Akşamüstü bir deniz kıyısında kayalıklara oturduk. Aramızdaki derin sessizlik dünyayı kaplıyordu. Gökyüzü açık ve temizdi. Gözlerimizin ucundaki yaşların akmaması için adeta çabalıyorduk. Elindeki poşetin içinde meyveler vardı. Önce poşetin içine su doldurup üzümleri yıkadı. Üzüm sevdiğimi bilirdi. Sonra şeftali ve armut dilimledi. Önce bana uzatıp sonra kendi yedi. Az önce bir felakete uğramış gibi manasız bir üzüntüye bürünmüşken, şimdi denizin hırçın dalgalarını seyredip meyveler yiyorduk.
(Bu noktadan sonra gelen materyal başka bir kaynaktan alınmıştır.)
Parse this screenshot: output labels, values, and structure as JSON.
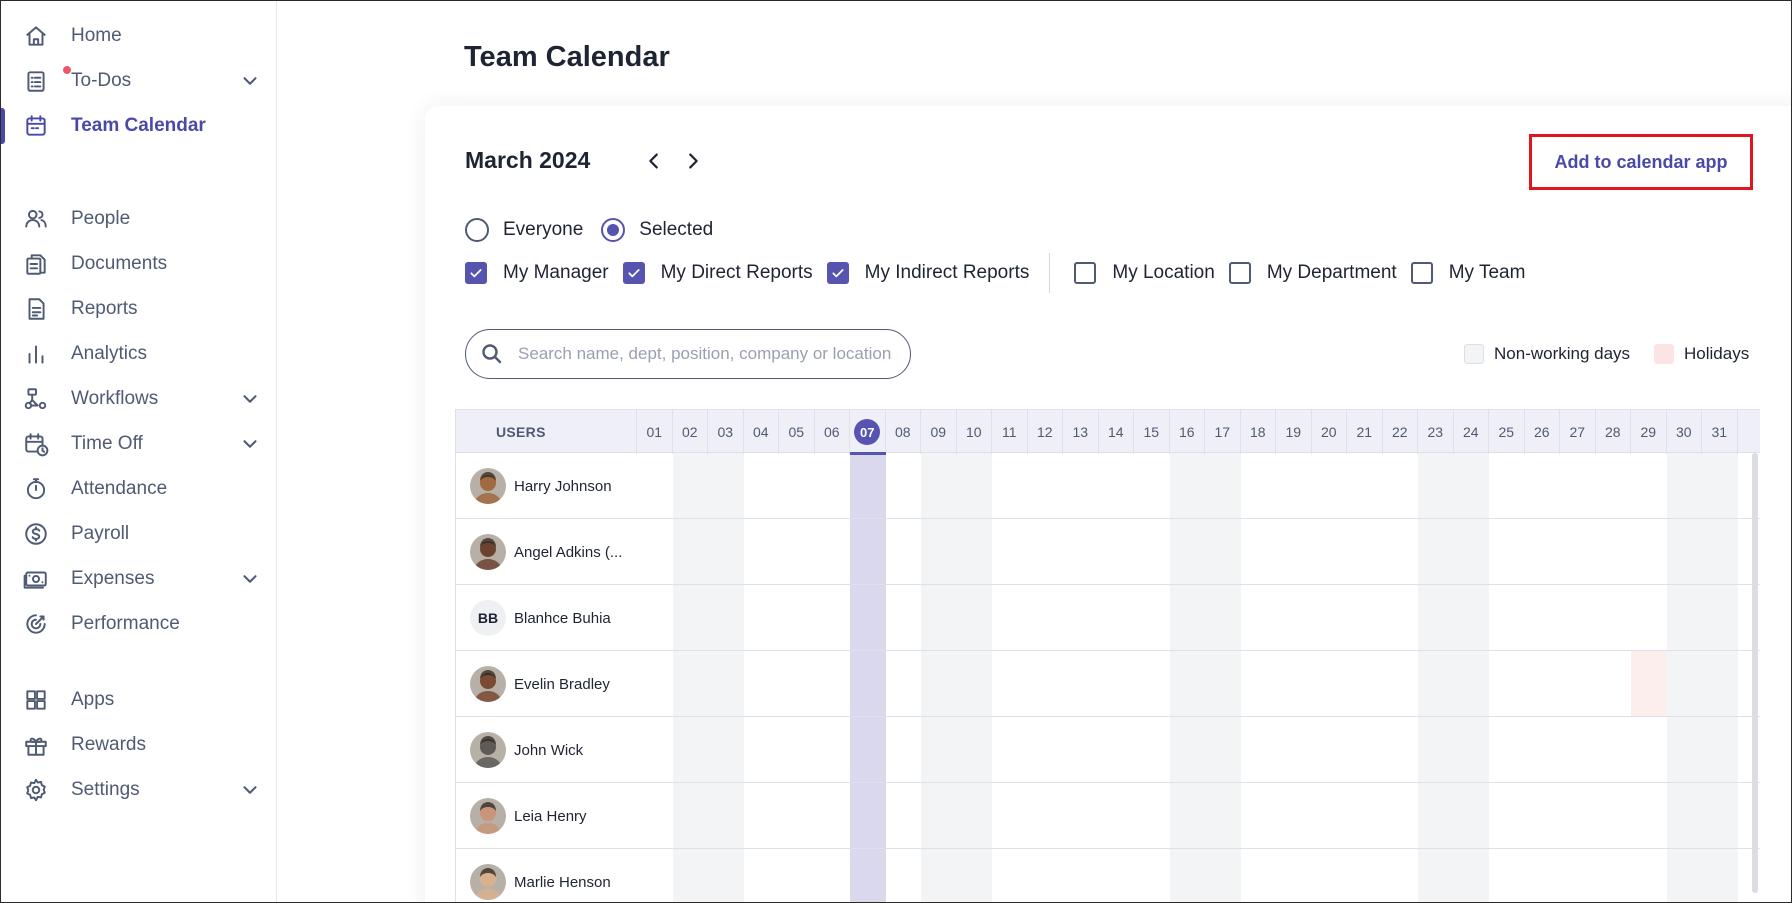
{
  "sidebar": {
    "items": [
      {
        "label": "Home",
        "icon": "home-icon"
      },
      {
        "label": "To-Dos",
        "icon": "todo-list-icon",
        "has_chevron": true,
        "notification": true
      },
      {
        "label": "Team Calendar",
        "icon": "calendar-icon",
        "active": true
      },
      {
        "label": "People",
        "icon": "people-icon"
      },
      {
        "label": "Documents",
        "icon": "documents-icon"
      },
      {
        "label": "Reports",
        "icon": "report-icon"
      },
      {
        "label": "Analytics",
        "icon": "bar-chart-icon"
      },
      {
        "label": "Workflows",
        "icon": "workflow-icon",
        "has_chevron": true
      },
      {
        "label": "Time Off",
        "icon": "calendar-clock-icon",
        "has_chevron": true
      },
      {
        "label": "Attendance",
        "icon": "stopwatch-icon"
      },
      {
        "label": "Payroll",
        "icon": "dollar-circle-icon"
      },
      {
        "label": "Expenses",
        "icon": "money-icon",
        "has_chevron": true
      },
      {
        "label": "Performance",
        "icon": "target-icon"
      },
      {
        "label": "Apps",
        "icon": "apps-grid-icon"
      },
      {
        "label": "Rewards",
        "icon": "gift-icon"
      },
      {
        "label": "Settings",
        "icon": "gear-icon",
        "has_chevron": true
      }
    ]
  },
  "page": {
    "title": "Team Calendar",
    "month": "March 2024",
    "add_button": "Add to calendar app"
  },
  "filters": {
    "radios": [
      {
        "label": "Everyone",
        "selected": false
      },
      {
        "label": "Selected",
        "selected": true
      }
    ],
    "checks_left": [
      {
        "label": "My Manager",
        "checked": true
      },
      {
        "label": "My Direct Reports",
        "checked": true
      },
      {
        "label": "My Indirect Reports",
        "checked": true
      }
    ],
    "checks_right": [
      {
        "label": "My Location",
        "checked": false
      },
      {
        "label": "My Department",
        "checked": false
      },
      {
        "label": "My Team",
        "checked": false
      }
    ]
  },
  "search": {
    "placeholder": "Search name, dept, position, company or location",
    "value": ""
  },
  "legend": {
    "non_working": "Non-working days",
    "holidays": "Holidays",
    "non_working_color": "#f3f4f6",
    "holiday_color": "#fde4e4"
  },
  "calendar": {
    "users_header": "USERS",
    "days": [
      "01",
      "02",
      "03",
      "04",
      "05",
      "06",
      "07",
      "08",
      "09",
      "10",
      "11",
      "12",
      "13",
      "14",
      "15",
      "16",
      "17",
      "18",
      "19",
      "20",
      "21",
      "22",
      "23",
      "24",
      "25",
      "26",
      "27",
      "28",
      "29",
      "30",
      "31"
    ],
    "today": "07",
    "weekend_days": [
      "02",
      "03",
      "09",
      "10",
      "16",
      "17",
      "23",
      "24",
      "30",
      "31"
    ],
    "users": [
      {
        "name": "Harry Johnson",
        "avatar": "photo-avatar",
        "tone": "#a0693f"
      },
      {
        "name": "Angel Adkins (...",
        "avatar": "photo-avatar",
        "tone": "#6b4330"
      },
      {
        "name": "Blanhce Buhia",
        "avatar": "initials-avatar",
        "initials": "BB"
      },
      {
        "name": "Evelin Bradley",
        "avatar": "photo-avatar",
        "tone": "#7a4a32",
        "holiday_days": [
          "29"
        ]
      },
      {
        "name": "John Wick",
        "avatar": "photo-avatar",
        "tone": "#5e5a56"
      },
      {
        "name": "Leia Henry",
        "avatar": "photo-avatar",
        "tone": "#c9957a"
      },
      {
        "name": "Marlie Henson",
        "avatar": "photo-avatar",
        "tone": "#d9b08e"
      }
    ]
  },
  "colors": {
    "accent": "#5654b0",
    "highlight_border": "#e0161e"
  }
}
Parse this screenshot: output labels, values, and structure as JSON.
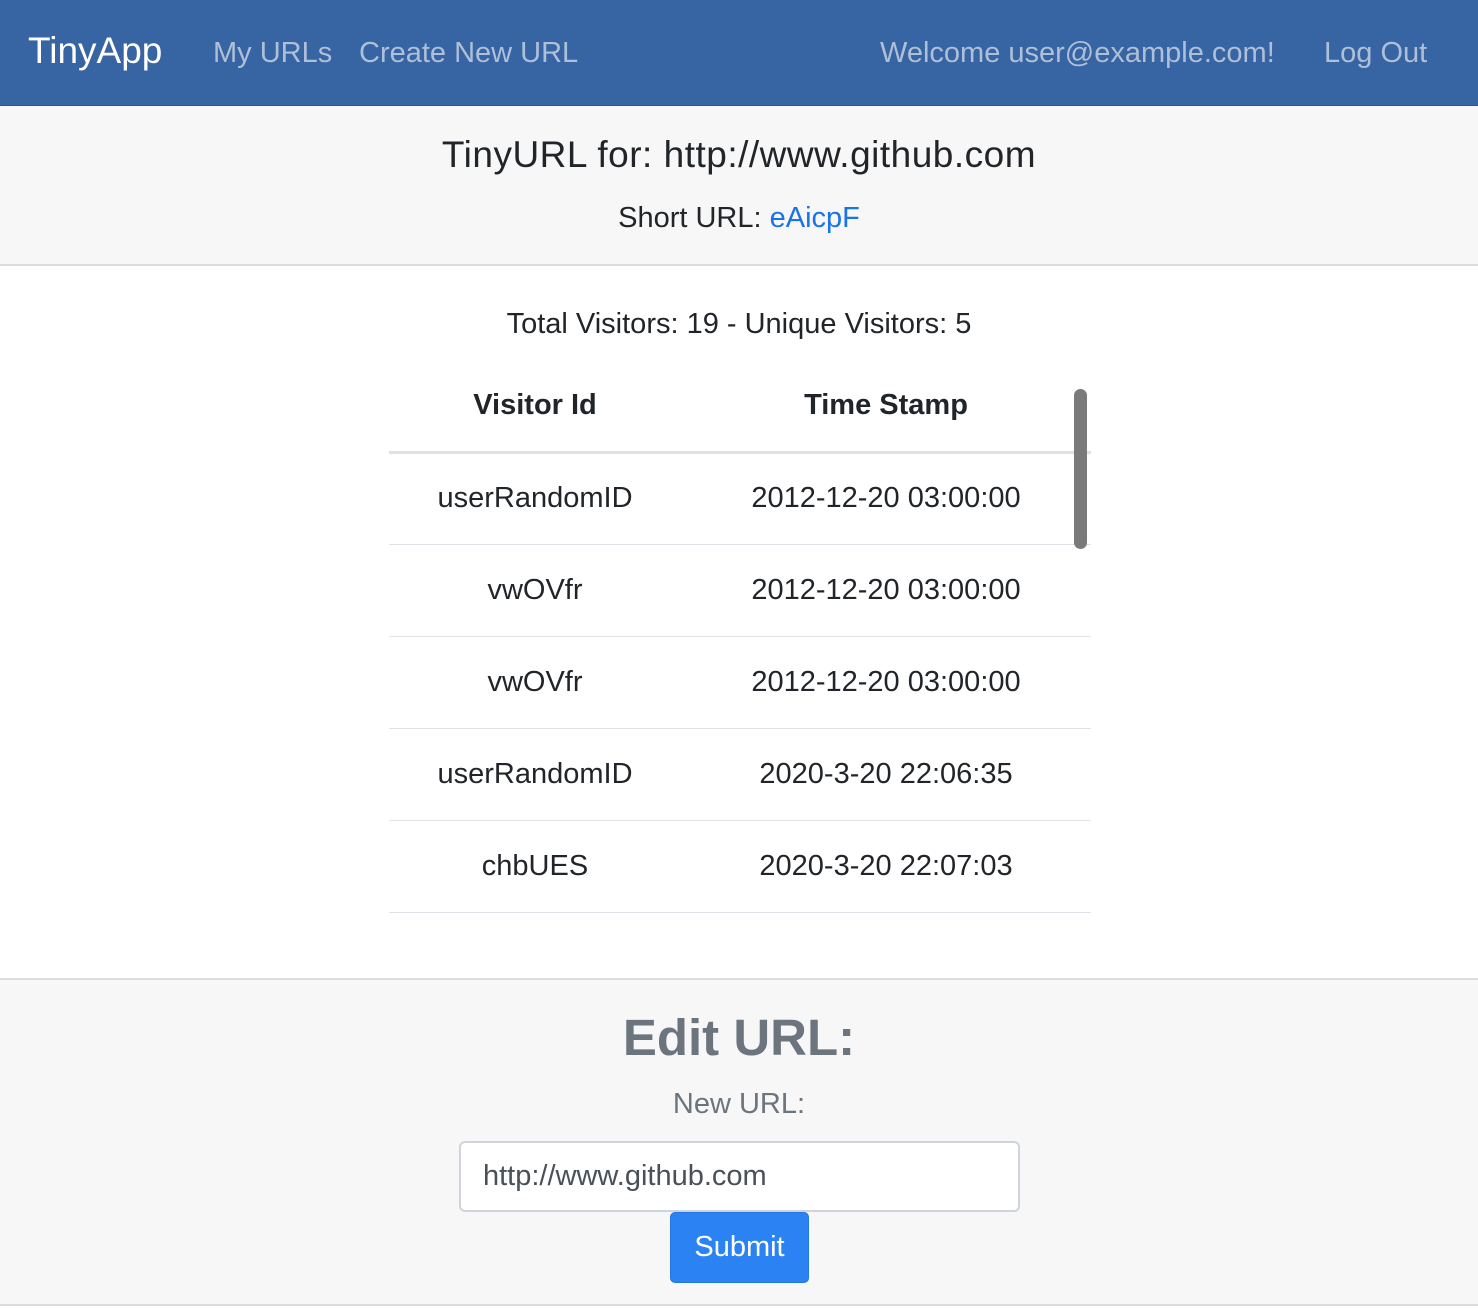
{
  "navbar": {
    "brand": "TinyApp",
    "my_urls": "My URLs",
    "create_new_url": "Create New URL",
    "welcome": "Welcome user@example.com!",
    "logout": "Log Out"
  },
  "header": {
    "title": "TinyURL for: http://www.github.com",
    "short_url_label": "Short URL: ",
    "short_url_value": "eAicpF"
  },
  "stats": {
    "summary": "Total Visitors: 19 - Unique Visitors: 5"
  },
  "table": {
    "columns": [
      "Visitor Id",
      "Time Stamp"
    ],
    "rows": [
      {
        "visitor_id": "userRandomID",
        "timestamp": "2012-12-20 03:00:00"
      },
      {
        "visitor_id": "vwOVfr",
        "timestamp": "2012-12-20 03:00:00"
      },
      {
        "visitor_id": "vwOVfr",
        "timestamp": "2012-12-20 03:00:00"
      },
      {
        "visitor_id": "userRandomID",
        "timestamp": "2020-3-20 22:06:35"
      },
      {
        "visitor_id": "chbUES",
        "timestamp": "2020-3-20 22:07:03"
      }
    ]
  },
  "edit": {
    "title": "Edit URL:",
    "label": "New URL:",
    "input_value": "http://www.github.com",
    "submit": "Submit"
  },
  "colors": {
    "navbar_bg": "#3764a2",
    "link_blue": "#1a73e8",
    "button_blue": "#2b82f2",
    "muted_text": "#6c757d"
  }
}
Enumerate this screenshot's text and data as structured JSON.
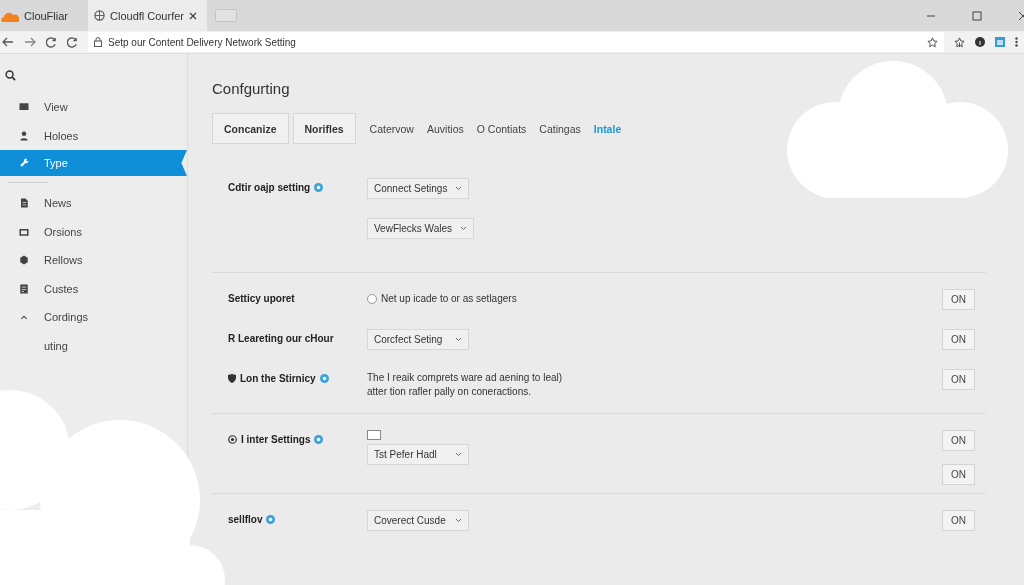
{
  "browser": {
    "tabs": [
      {
        "title": "ClouFliar",
        "selected": false
      },
      {
        "title": "Cloudfl Courfer",
        "selected": true
      }
    ],
    "address": "Setp our Content Delivery Network Setting"
  },
  "sidebar": {
    "items": [
      {
        "label": "View",
        "selected": false
      },
      {
        "label": "Holoes",
        "selected": false
      },
      {
        "label": "Type",
        "selected": true
      },
      {
        "label": "News",
        "selected": false
      },
      {
        "label": "Orsions",
        "selected": false
      },
      {
        "label": "Rellows",
        "selected": false
      },
      {
        "label": "Custes",
        "selected": false
      },
      {
        "label": "Cordings",
        "selected": false
      },
      {
        "label": "uting",
        "selected": false
      }
    ]
  },
  "page": {
    "title": "Confgurting",
    "tabs": [
      {
        "label": "Concanize",
        "kind": "boxed",
        "selected": false
      },
      {
        "label": "Norifles",
        "kind": "boxed",
        "selected": false
      },
      {
        "label": "Catervow",
        "kind": "plain",
        "selected": false
      },
      {
        "label": "Auvitios",
        "kind": "plain",
        "selected": false
      },
      {
        "label": "O Contiats",
        "kind": "plain",
        "selected": false
      },
      {
        "label": "Catingas",
        "kind": "plain",
        "selected": false
      },
      {
        "label": "Intale",
        "kind": "plain",
        "selected": true
      }
    ]
  },
  "sections": [
    {
      "rows": [
        {
          "label": "Cdtir oajp setting",
          "kind": "plain",
          "info": true,
          "controls": [
            {
              "kind": "select",
              "value": "Connect Setings"
            }
          ]
        },
        {
          "kind": "plain",
          "controls": [
            {
              "kind": "select",
              "value": "VewFlecks Wales"
            }
          ]
        }
      ]
    },
    {
      "rows": [
        {
          "label": "Setticy uporet",
          "kind": "plain",
          "info": false,
          "controls": [
            {
              "kind": "radio",
              "label": "Net up icade to or as setlagers",
              "checked": false
            }
          ],
          "toggles": [
            "ON"
          ]
        },
        {
          "label": "R Leareting our cHour",
          "kind": "plain",
          "info": false,
          "controls": [
            {
              "kind": "select",
              "value": "Corcfect Seting"
            }
          ],
          "toggles": [
            "ON"
          ]
        },
        {
          "label": "Lon the Stirnicy",
          "kind": "shield",
          "info": true,
          "controls": [
            {
              "kind": "text",
              "text": "The I reaik comprets ware ad aening to leal) atter tion rafler pally on coneractions."
            }
          ],
          "toggles": [
            "ON"
          ]
        }
      ]
    },
    {
      "rows": [
        {
          "label": "I inter Settings",
          "kind": "target",
          "info": true,
          "controls": [
            {
              "kind": "checkbox",
              "checked": false
            },
            {
              "kind": "select",
              "value": "Tst Pefer Hadl"
            }
          ],
          "toggles": [
            "ON",
            "ON"
          ]
        }
      ]
    },
    {
      "rows": [
        {
          "label": "sellflov",
          "kind": "plain",
          "info": true,
          "controls": [
            {
              "kind": "select",
              "value": "Coverect Cusde"
            }
          ],
          "toggles": [
            "ON"
          ]
        }
      ]
    }
  ]
}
Mutluydum onun gözlerinden yaşlar akmadığı için, ben sabaha kadar ağlasam bile o bir defa ağlamasın istiyordum, kıyamıyordum ona hiç. Çünkü onun ağlaması beni çok üzerdi. Alışkın olmadığım içindi belki. Dağ gibi heybetli dururdu hep...

O hüzünlü ânı dağıttığım için mutluydum. Onu üzen konuları kapatıp mutlu edecek, yüzünü güldürecek şeylerden bahsettim. Mizah yaptım, mizahşor değildim. Onunlayken yaşama sevinciyle dolup taşıyor ama çoğu zaman da hüzünleniyordum. Gökyüzüne bakıyorduk ve bakar bakmaz bir ferahlık kaplıyordu içimizi. Derin bir nefes aldı ve -güzel günlerin yakın dedi.  

Ne yanıt vereceğimi bilemeden yüzüne baktım. Biraz zaman geçti, hava kararacak gibi olunca:

—Geç oldu, kalkalım mı, dedim.

—Olur, dedi. Dalgalar kayalara çarptıkça göğsümüzdeki hüzünlü boşluk da denize dökülmüş gibi rahatladık, kuş gibi hafiflemiştik ikimizde. 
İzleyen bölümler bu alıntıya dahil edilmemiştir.